Ben: "We are in agreement. I stop at $m$ for the same reasons, except I don't count combinations where only one $m_i$ is nonzero; I consider it unsafe and expect a wise thief to make the same assumption. I'll leave my shiny red bike out there unwatched for a while, because it is so locked."
Ben must start by turning at least two disks, since he can't turn just one disk. He makes turns until an added turn would increase his $\Omega$ by less than the previous turn (given his "no single disk" restriction).
Amy: "Yes. I will do the same with my bike, the dirty, but equally appealing blue bike next to yours."
Unfortunately for them, a would-be thief heard this discussion and began counting states on paper.
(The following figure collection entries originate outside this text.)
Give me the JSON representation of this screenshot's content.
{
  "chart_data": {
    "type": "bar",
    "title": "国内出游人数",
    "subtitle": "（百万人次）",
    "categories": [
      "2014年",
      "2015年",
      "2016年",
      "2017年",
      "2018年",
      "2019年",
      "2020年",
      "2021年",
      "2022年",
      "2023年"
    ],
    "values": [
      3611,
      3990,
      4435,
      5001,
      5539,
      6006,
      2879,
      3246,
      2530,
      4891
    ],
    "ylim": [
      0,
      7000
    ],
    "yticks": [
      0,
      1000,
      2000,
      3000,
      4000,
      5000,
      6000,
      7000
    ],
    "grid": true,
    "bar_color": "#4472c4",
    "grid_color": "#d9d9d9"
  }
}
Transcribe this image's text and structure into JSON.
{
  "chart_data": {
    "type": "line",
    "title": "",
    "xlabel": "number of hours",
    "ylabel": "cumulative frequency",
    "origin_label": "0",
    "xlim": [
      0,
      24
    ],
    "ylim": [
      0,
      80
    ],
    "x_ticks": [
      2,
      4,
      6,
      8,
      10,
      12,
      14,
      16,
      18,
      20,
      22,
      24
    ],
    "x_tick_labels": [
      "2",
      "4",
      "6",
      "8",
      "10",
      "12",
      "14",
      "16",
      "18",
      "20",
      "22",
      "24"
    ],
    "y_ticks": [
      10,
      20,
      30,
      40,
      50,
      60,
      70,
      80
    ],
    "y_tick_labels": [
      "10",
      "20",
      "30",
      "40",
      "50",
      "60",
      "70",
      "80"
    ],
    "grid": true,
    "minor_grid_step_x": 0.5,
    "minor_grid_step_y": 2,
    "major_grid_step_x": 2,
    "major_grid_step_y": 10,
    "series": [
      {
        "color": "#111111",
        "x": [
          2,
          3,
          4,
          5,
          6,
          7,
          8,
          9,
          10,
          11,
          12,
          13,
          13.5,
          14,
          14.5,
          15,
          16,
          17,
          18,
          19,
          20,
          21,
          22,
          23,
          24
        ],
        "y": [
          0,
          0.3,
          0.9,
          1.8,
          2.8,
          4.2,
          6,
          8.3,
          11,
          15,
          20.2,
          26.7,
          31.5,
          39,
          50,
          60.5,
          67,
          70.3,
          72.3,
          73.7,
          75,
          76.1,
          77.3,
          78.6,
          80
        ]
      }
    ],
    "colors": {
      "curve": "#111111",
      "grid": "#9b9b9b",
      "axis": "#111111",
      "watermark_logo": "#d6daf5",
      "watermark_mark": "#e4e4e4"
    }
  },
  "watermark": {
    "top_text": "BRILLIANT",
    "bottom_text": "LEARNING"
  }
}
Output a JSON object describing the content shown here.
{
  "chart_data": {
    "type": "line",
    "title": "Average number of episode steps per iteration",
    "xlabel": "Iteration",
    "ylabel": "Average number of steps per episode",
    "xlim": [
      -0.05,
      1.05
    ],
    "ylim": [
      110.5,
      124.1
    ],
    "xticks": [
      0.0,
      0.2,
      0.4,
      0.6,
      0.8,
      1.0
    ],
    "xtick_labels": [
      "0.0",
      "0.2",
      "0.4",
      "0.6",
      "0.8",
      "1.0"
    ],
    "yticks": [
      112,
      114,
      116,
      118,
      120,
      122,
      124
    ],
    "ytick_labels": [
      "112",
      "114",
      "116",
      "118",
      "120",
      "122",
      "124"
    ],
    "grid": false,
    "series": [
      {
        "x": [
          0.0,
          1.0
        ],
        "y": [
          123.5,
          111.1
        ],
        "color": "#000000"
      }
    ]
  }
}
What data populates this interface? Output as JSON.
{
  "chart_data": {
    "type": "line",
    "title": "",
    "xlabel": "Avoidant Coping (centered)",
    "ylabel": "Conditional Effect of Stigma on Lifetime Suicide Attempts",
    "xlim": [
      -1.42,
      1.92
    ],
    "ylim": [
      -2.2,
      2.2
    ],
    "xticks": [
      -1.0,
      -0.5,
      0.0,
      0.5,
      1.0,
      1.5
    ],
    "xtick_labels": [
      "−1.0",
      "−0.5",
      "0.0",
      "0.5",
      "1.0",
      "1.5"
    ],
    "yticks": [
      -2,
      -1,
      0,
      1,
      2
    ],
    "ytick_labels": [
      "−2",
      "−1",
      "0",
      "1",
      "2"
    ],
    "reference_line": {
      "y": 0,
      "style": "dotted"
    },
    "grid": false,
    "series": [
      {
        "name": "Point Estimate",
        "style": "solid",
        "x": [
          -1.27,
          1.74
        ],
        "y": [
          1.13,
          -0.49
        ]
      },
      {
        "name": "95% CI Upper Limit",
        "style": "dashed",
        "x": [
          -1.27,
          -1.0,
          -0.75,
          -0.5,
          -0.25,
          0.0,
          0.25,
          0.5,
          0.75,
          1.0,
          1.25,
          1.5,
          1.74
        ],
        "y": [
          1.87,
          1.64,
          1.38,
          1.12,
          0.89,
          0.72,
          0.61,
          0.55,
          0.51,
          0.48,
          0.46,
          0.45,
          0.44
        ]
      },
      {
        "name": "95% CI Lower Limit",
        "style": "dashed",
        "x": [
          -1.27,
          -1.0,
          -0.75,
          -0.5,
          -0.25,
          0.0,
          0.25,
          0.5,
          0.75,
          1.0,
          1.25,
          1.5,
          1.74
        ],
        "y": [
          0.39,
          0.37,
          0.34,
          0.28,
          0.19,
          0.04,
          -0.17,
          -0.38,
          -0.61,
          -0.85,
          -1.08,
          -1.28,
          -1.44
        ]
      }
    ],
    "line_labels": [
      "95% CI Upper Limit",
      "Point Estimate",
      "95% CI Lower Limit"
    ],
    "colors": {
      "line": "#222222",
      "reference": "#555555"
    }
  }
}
The Problem: For a known value of $n$ turns, the thief could find every possible combination, one of which will open the lock. Whose bike will the thief choose to ride away with, if ease of thievery is the only factor?
Examples: If Amy had instead said that she only turns one disk once, $n=1$, there'd be $\Omega=6$ different combinations for a thief (knowing $n$) to try.
If Ben had said he turns two different disks once each, $n=2$ and $n_i = n_j = 1$, there would be $\Omega(2)=12$ different combos for the thief to try. Knowing both of these examples, he would try to steal Amy's to get away quickest.
If Amy makes two turns like Ben, her $\Omega(2)=18$, because she considers cases where $n = n_i = 2$, $n_j = n_k = 0$. Her marginal lock-iness from $n=1$ to $n=2$ is $\Omega(2)-\Omega(1)=12$.